The WTO defines natural resources as "stocks of materials that exist in the natural environment that are both scarce and economically useful in production or consumption, either in their raw state or after a minimal amount of processing". The extraction and use of natural resources should balance the competing needs of current and future generations. The manner in which they are managed has important environmental and sustainability implications.
Economists have viewed natural resources as a blessing for economic development. On the other hand, sceptics have coined the term "the natural resources curse", arguing that dependency on natural resource exports can trap countries, especially those with corrupt institutions, in a state of perpetual under-development.
There is growing tension between rising demand for natural resources, e.g. forestry, fuels, fish, mining products, and their increasing scarcity. In a troubled economic backdrop that is still much affected by the recent global recession, fears of inadequate supplies in resource-scarce countries and consequent exploitation of resource-rich countries are likely to lead to growing trade conflict. Market forces are a key contributing factor to price volatility in natural resources, particularly when influenced by speculative activities.

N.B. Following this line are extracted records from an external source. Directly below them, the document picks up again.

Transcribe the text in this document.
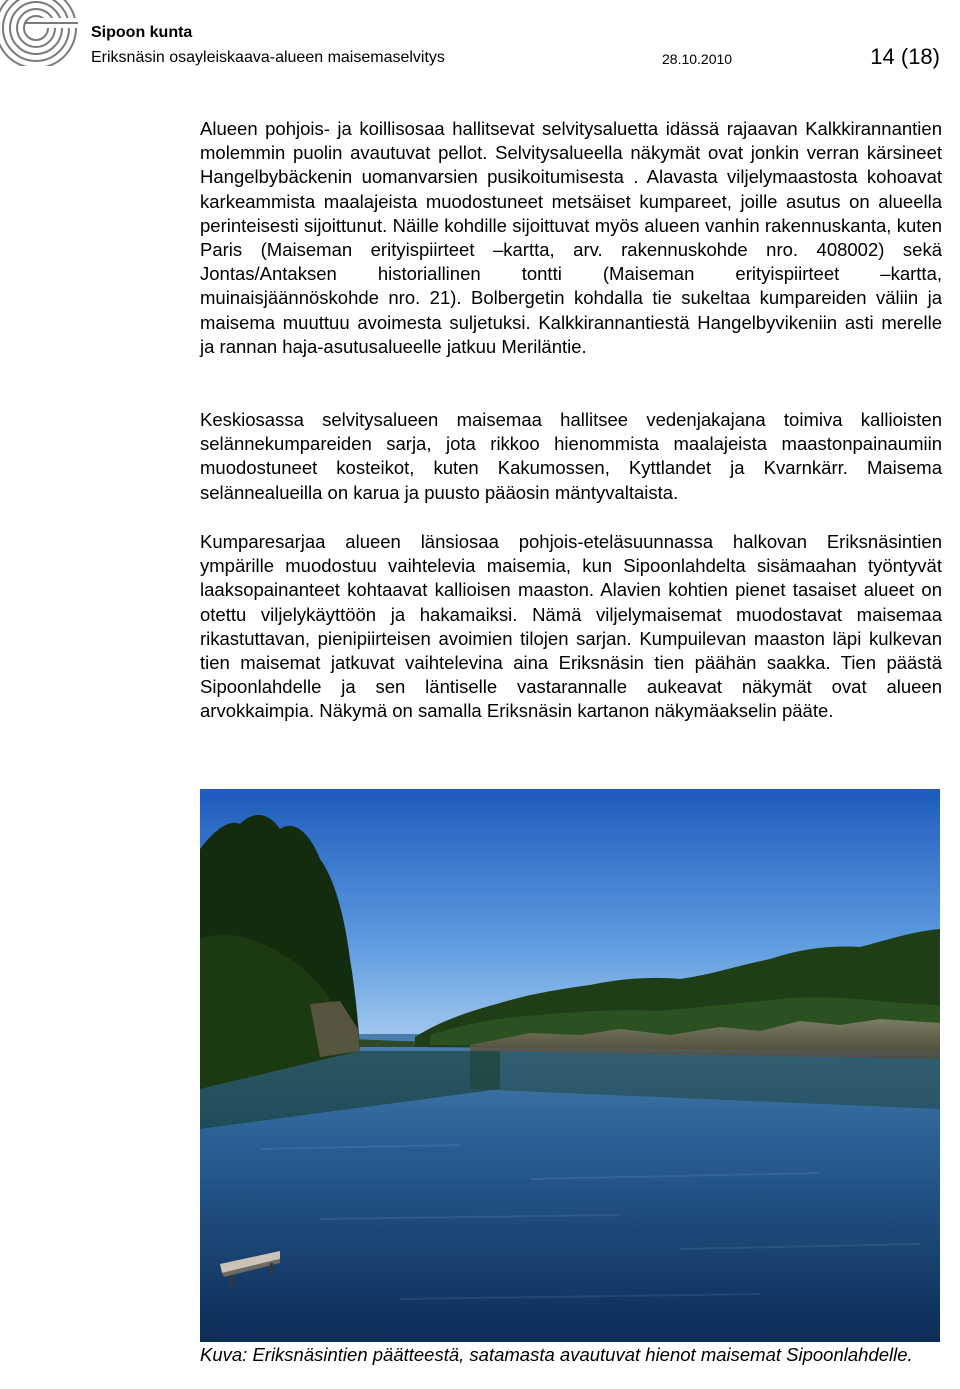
Sipoon kunta
Eriksnäsin osayleiskaava-alueen maisemaselvitys	28.10.2010	14 (18)
Alueen pohjois- ja koillisosaa hallitsevat selvitysaluetta idässä rajaavan Kalkkirannantien molemmin puolin avautuvat pellot. Selvitysalueella näkymät ovat jonkin verran kärsineet Hangelbybäckenin uomanvarsien pusikoitumisesta . Alavasta viljelymaastosta kohoavat karkeammista maalajeista muodostuneet metsäiset kumpareet, joille asutus on alueella perinteisesti sijoittunut. Näille kohdille sijoittuvat myös alueen vanhin rakennuskanta, kuten Paris (Maiseman erityispiirteet –kartta, arv. rakennuskohde nro. 408002) sekä Jontas/Antaksen historiallinen tontti (Maiseman erityispiirteet –kartta, muinaisjäännöskohde nro. 21). Bolbergetin kohdalla tie sukeltaa kumpareiden väliin ja maisema muuttuu avoimesta suljetuksi. Kalkkirannantiestä Hangelbyvikeniin asti merelle ja rannan haja-asutusalueelle jatkuu Meriläntie.
Keskiosassa selvitysalueen maisemaa hallitsee vedenjakajana toimiva kallioisten selännekumpareiden sarja, jota rikkoo hienommista maalajeista maastonpainaumiin muodostuneet kosteikot, kuten Kakumossen, Kyttlandet ja Kvarnkärr. Maisema selännealueilla on karua ja puusto pääosin mäntyvaltaista.
Kumparesarjaa alueen länsiosaa pohjois-eteläsuunnassa halkovan Eriksnäsintien ympärille muodostuu vaihtelevia maisemia, kun Sipoonlahdelta sisämaahan työntyvät laaksopainanteet kohtaavat kallioisen maaston. Alavien kohtien pienet tasaiset alueet on otettu viljelykäyttöön ja hakamaiksi. Nämä viljelymaisemat muodostavat maisemaa rikastuttavan, pienipiirteisen avoimien tilojen sarjan. Kumpuilevan maaston läpi kulkevan tien maisemat jatkuvat vaihtelevina aina Eriksnäsin tien päähän saakka. Tien päästä Sipoonlahdelle ja sen läntiselle vastarannalle aukeavat näkymät ovat alueen arvokkaimpia. Näkymä on samalla Eriksnäsin kartanon näkymäakselin pääte.
Kuva: Eriksnäsintien päätteestä, satamasta avautuvat hienot maisemat Sipoonlahdelle.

The WTO encourages governments to implement resource conserving policies that reduce the negative environmental externalities linked to the consumption of resources, stimulate diversity in exports trade, and stabilise prices in response to demand or supply shocks. In reality however, there are copious problems associated with trade policy measures that face distortion at its source. This includes the emergence of beggar-thy neighbour effects from trade restrictions and poor domestic regulation of a multi-lateral trading system.
WIDS speaker Dr. Hancock elucidates on WTO recommendations for export policy, conservation policy, and domestic policy:
1) Export policy - Commitments on export taxes could be exchanged either among exporters or for concessions on import tariffs in downstream sectors to reduce tariff escalation.

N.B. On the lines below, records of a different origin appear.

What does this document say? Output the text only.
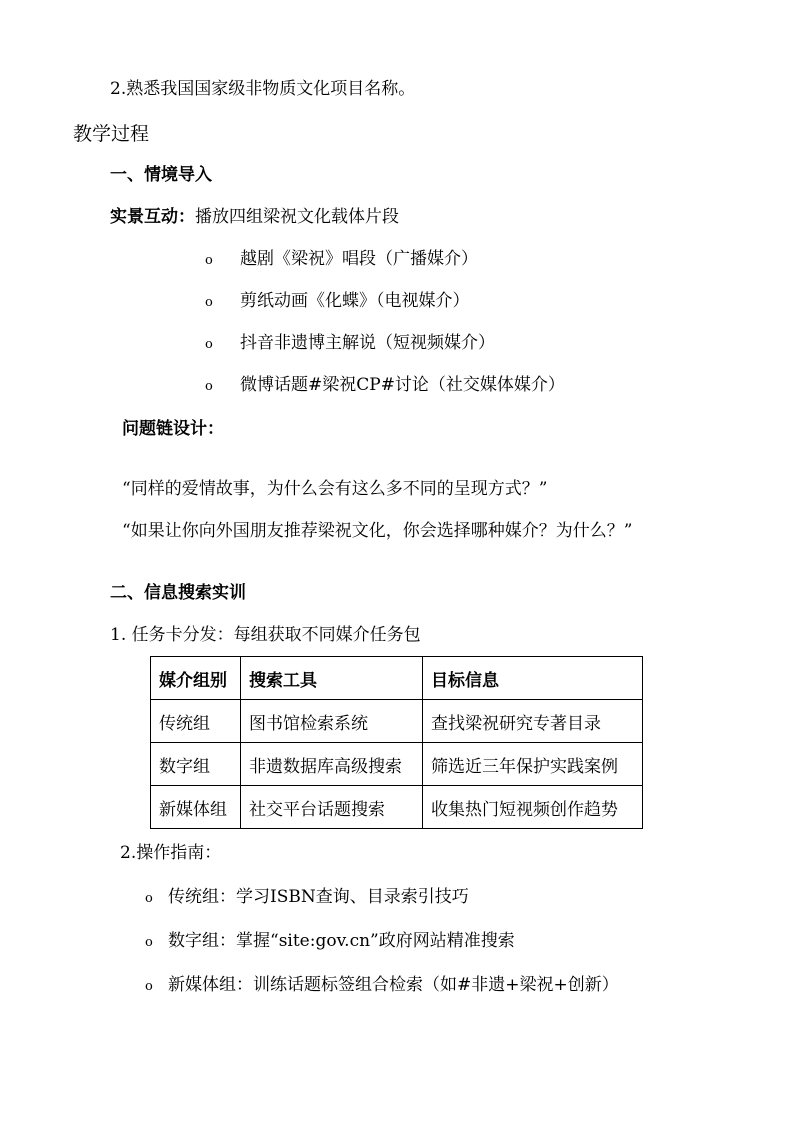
2.熟悉我国国家级非物质文化项目名称。
教学过程
一、情境导入
实景互动：播放四组梁祝文化载体片段
o 越剧《梁祝》唱段（广播媒介）
o 剪纸动画《化蝶》（电视媒介）
o 抖音非遗博主解说（短视频媒介）
o 微博话题#梁祝CP#讨论（社交媒体媒介）
问题链设计：
“同样的爱情故事，为什么会有这么多不同的呈现方式？”
“如果让你向外国朋友推荐梁祝文化，你会选择哪种媒介？为什么？”
二、信息搜索实训
1. 任务卡分发：每组获取不同媒介任务包
媒介组别	搜索工具	目标信息
传统组	图书馆检索系统	查找梁祝研究专著目录
数字组	非遗数据库高级搜索	筛选近三年保护实践案例
新媒体组	社交平台话题搜索	收集热门短视频创作趋势
2.操作指南：
o 传统组：学习ISBN查询、目录索引技巧
o 数字组：掌握“site:gov.cn”政府网站精准搜索
o 新媒体组：训练话题标签组合检索（如#非遗+梁祝+创新）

2) Conservation policy - Rules on subsidies that encourage exploitation of a resource must be reinforced. Subsidies that encourage the conservation of resources should encompass greater flexibility.

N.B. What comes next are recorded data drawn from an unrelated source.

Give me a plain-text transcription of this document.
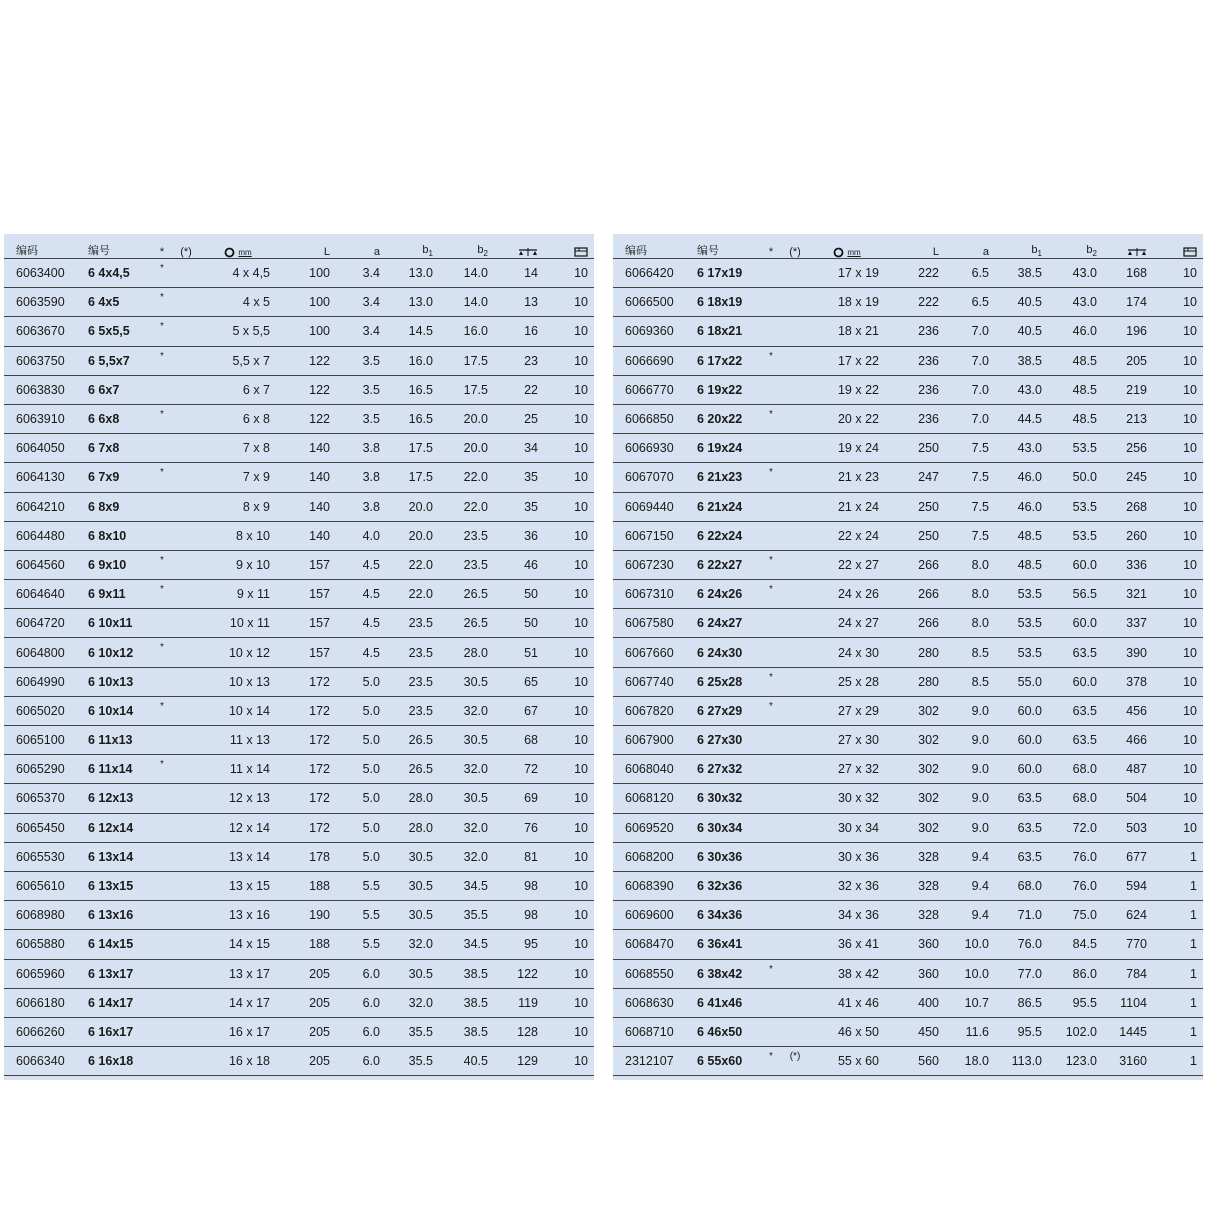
编码	编号	*	(*)	mm	L	a	$b_1$	$b_2$		
6063400	6 4x4,5	*		4 x 4,5	100	3.4	13.0	14.0	14	10
6063590	6 4x5	*		4 x 5	100	3.4	13.0	14.0	13	10
6063670	6 5x5,5	*		5 x 5,5	100	3.4	14.5	16.0	16	10
6063750	6 5,5x7	*		5,5 x 7	122	3.5	16.0	17.5	23	10
6063830	6 6x7			6 x 7	122	3.5	16.5	17.5	22	10
6063910	6 6x8	*		6 x 8	122	3.5	16.5	20.0	25	10
6064050	6 7x8			7 x 8	140	3.8	17.5	20.0	34	10
6064130	6 7x9	*		7 x 9	140	3.8	17.5	22.0	35	10
6064210	6 8x9			8 x 9	140	3.8	20.0	22.0	35	10
6064480	6 8x10			8 x 10	140	4.0	20.0	23.5	36	10
6064560	6 9x10	*		9 x 10	157	4.5	22.0	23.5	46	10
6064640	6 9x11	*		9 x 11	157	4.5	22.0	26.5	50	10
6064720	6 10x11			10 x 11	157	4.5	23.5	26.5	50	10
6064800	6 10x12	*		10 x 12	157	4.5	23.5	28.0	51	10
6064990	6 10x13			10 x 13	172	5.0	23.5	30.5	65	10
6065020	6 10x14	*		10 x 14	172	5.0	23.5	32.0	67	10
6065100	6 11x13			11 x 13	172	5.0	26.5	30.5	68	10
6065290	6 11x14	*		11 x 14	172	5.0	26.5	32.0	72	10
6065370	6 12x13			12 x 13	172	5.0	28.0	30.5	69	10
6065450	6 12x14			12 x 14	172	5.0	28.0	32.0	76	10
6065530	6 13x14			13 x 14	178	5.0	30.5	32.0	81	10
6065610	6 13x15			13 x 15	188	5.5	30.5	34.5	98	10
6068980	6 13x16			13 x 16	190	5.5	30.5	35.5	98	10
6065880	6 14x15			14 x 15	188	5.5	32.0	34.5	95	10
6065960	6 13x17			13 x 17	205	6.0	30.5	38.5	122	10
6066180	6 14x17			14 x 17	205	6.0	32.0	38.5	119	10
6066260	6 16x17			16 x 17	205	6.0	35.5	38.5	128	10
6066340	6 16x18			16 x 18	205	6.0	35.5	40.5	129	10
编码	编号	*	(*)	mm	L	a	$b_1$	$b_2$		
6066420	6 17x19			17 x 19	222	6.5	38.5	43.0	168	10
6066500	6 18x19			18 x 19	222	6.5	40.5	43.0	174	10
6069360	6 18x21			18 x 21	236	7.0	40.5	46.0	196	10
6066690	6 17x22	*		17 x 22	236	7.0	38.5	48.5	205	10
6066770	6 19x22			19 x 22	236	7.0	43.0	48.5	219	10
6066850	6 20x22	*		20 x 22	236	7.0	44.5	48.5	213	10
6066930	6 19x24			19 x 24	250	7.5	43.0	53.5	256	10
6067070	6 21x23	*		21 x 23	247	7.5	46.0	50.0	245	10
6069440	6 21x24			21 x 24	250	7.5	46.0	53.5	268	10
6067150	6 22x24			22 x 24	250	7.5	48.5	53.5	260	10
6067230	6 22x27	*		22 x 27	266	8.0	48.5	60.0	336	10
6067310	6 24x26	*		24 x 26	266	8.0	53.5	56.5	321	10
6067580	6 24x27			24 x 27	266	8.0	53.5	60.0	337	10
6067660	6 24x30			24 x 30	280	8.5	53.5	63.5	390	10
6067740	6 25x28	*		25 x 28	280	8.5	55.0	60.0	378	10
6067820	6 27x29	*		27 x 29	302	9.0	60.0	63.5	456	10
6067900	6 27x30			27 x 30	302	9.0	60.0	63.5	466	10
6068040	6 27x32			27 x 32	302	9.0	60.0	68.0	487	10
6068120	6 30x32			30 x 32	302	9.0	63.5	68.0	504	10
6069520	6 30x34			30 x 34	302	9.0	63.5	72.0	503	10
6068200	6 30x36			30 x 36	328	9.4	63.5	76.0	677	1
6068390	6 32x36			32 x 36	328	9.4	68.0	76.0	594	1
6069600	6 34x36			34 x 36	328	9.4	71.0	75.0	624	1
6068470	6 36x41			36 x 41	360	10.0	76.0	84.5	770	1
6068550	6 38x42	*		38 x 42	360	10.0	77.0	86.0	784	1
6068630	6 41x46			41 x 46	400	10.7	86.5	95.5	1104	1
6068710	6 46x50			46 x 50	450	11.6	95.5	102.0	1445	1
2312107	6 55x60	*	(*)	55 x 60	560	18.0	113.0	123.0	3160	1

3) Domestic policy - A production quota is equivalent to an export quota when the resource-rich country has little domestic consumption. Similarly, a consumption tax imposed by an importer with no domestic production of the resource is not different from a tariff. In these cases, regulating only one of the equivalent measures may be insufficient to achieve undistorted trade.
In terms of policy objectives, governments apply export restrictions including fiscal revenue, development and social policies. Specifically, several governments have applied export restrictions on metals and minerals for objectives such as environmental protection and the conservation of natural resources. Governments justify their interventions on the basis that they must guarantee resources for future generations.
Not all countries, however, rely on such measures to achieve these objectives and there are alternative policy options with different trade impacts. This leads to two questions: how do the effectiveness and the cost of export restrictions compare to the alternatives? How can coordinated responses that minimize economic distortions be encouraged?
Where the consumption or extraction of a natural resource adversely affects the environment, the WTO advises governments to make producers and consumers take account of the social costs of their activities. A stumbling block revealed by studies regarding the political economy of trade policy concludes that the socially optimal rate of resource extraction can often be excessive due to the influence of interest groups, or other forms of lobbying activities, that face strong incentives to exploit large natural resources rent.
Provisions of multilateral WTO agreements to improve the natural resources trade system have succeeded in recent decades, but the extent of their success is largely dependent on the commitment to, implementation of, and challenges to these trade policy treaties. Regional trade cooperation can assist in mitigating or resolving potential frictions but at an international level, WTO rules are often met with a significant level of resistance.